The study, carried out at the neural imaging unit of the Maudsley Hospital in south London, revealed significant differences in the structure of the brains of patients at Broadmoor hospital, and interestingly, a marked difference in fear responses and inhibition processing between schizophrenic patients and those with a personality disorder.

While the schizophrenics in the study were overly-stimulated by the prospect of a mild electric shock - none were actually delivered during the study - the brains of patients with personality disorders showed a much more muted emotional response.

"This kind of imaging study can be important in helping to develop useful diagnostic tools," Dr Das suggests "and broaden our understanding of the bio-chemistry of mental disorder".

Inevitably patients need some respite from the emotional intensity of the psychological therapies they go through. Confronting, and coming to terms with what they may have done - even while in the grip of severe mental illness - takes its toll.

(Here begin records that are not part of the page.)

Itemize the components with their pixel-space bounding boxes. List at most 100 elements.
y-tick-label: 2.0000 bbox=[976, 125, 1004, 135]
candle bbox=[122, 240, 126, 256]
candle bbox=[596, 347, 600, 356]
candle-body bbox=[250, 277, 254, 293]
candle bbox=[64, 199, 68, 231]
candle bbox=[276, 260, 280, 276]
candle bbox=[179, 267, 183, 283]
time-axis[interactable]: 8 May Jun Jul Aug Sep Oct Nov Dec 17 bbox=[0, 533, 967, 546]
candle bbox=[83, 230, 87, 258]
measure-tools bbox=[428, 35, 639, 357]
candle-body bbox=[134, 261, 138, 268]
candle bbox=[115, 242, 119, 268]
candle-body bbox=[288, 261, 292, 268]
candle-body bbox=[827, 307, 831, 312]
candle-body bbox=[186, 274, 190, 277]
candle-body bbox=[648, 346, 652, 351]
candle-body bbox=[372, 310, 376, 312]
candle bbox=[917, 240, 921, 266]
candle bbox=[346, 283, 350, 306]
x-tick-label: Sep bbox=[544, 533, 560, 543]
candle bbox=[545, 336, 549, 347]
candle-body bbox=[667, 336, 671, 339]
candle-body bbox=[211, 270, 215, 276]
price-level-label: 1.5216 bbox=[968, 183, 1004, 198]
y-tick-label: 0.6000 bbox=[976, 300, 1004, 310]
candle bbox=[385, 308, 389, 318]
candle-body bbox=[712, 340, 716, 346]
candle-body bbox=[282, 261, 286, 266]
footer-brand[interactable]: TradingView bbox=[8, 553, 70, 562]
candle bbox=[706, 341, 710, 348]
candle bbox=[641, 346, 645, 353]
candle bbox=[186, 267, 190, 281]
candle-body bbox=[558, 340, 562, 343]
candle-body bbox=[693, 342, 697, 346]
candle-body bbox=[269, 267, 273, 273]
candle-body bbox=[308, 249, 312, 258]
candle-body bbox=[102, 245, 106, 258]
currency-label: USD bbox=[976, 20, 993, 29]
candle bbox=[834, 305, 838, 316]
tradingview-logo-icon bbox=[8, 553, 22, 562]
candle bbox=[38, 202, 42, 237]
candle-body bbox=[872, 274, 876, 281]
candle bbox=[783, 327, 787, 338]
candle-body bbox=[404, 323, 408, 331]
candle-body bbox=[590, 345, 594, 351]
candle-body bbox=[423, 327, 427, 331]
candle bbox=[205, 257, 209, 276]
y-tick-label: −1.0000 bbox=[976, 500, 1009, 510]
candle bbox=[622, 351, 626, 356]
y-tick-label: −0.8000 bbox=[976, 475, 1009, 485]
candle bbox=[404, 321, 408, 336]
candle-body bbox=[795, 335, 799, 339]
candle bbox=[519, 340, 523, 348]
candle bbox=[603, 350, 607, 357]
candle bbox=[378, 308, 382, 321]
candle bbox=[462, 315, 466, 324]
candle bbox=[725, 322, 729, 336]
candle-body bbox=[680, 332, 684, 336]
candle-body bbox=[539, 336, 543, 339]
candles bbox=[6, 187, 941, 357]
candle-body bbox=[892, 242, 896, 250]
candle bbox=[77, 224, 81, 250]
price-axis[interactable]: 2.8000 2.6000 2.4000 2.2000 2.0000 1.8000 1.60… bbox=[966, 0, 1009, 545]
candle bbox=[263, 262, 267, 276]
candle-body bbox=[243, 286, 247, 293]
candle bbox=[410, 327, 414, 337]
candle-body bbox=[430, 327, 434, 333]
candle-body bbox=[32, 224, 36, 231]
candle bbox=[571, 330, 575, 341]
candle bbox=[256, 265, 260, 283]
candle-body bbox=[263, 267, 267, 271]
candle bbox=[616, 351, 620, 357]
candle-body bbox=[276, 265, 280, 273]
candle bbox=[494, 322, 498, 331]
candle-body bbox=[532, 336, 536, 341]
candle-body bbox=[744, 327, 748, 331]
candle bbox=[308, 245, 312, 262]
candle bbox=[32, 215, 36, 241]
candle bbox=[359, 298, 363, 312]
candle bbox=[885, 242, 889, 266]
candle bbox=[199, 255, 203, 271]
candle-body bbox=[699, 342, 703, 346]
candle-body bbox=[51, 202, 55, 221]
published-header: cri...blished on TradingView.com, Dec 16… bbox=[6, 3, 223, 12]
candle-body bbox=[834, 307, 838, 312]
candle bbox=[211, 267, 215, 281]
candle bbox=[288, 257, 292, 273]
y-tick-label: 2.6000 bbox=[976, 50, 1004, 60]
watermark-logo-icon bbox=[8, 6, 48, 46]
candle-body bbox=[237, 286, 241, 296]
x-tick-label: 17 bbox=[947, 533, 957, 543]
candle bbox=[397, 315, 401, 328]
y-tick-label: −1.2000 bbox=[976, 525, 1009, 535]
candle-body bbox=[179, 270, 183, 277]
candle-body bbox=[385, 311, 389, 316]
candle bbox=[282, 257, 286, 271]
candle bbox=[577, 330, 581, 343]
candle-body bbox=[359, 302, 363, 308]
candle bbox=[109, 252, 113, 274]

Broadmoor offers a range of extra-curricular activities in its well equipped carpentry, and arts and crafts workshops, music studios and extensive kitchen garden. Although it is not part of the treatment Tony Roche, who runs the music school, says it is definitely part of the cure.

"The treatments are very tough, and emotionally draining. Patients need some down-time, some space to get away, and we can offer them skills and opportunities that may help boost their confidence, and that they can use to reintegrate back into society."

It was at this point that a nagging concern about the extraordinary level of effort and investment being channelled into the patients at Broadmoor bubbled to the surface.

Many of these men - they are all men at Broadmoor - had committed the worst crimes of violence imaginable. What about the victims of those crimes? What about their families?

"It's not fair, but what is the alternative? If these people committed crimes because they were suffering from an acute mental illness then they should be in hospital," Jimmy Noak told me.

"In any civilised society you should be treating people who have a serious mental illness in a hospital."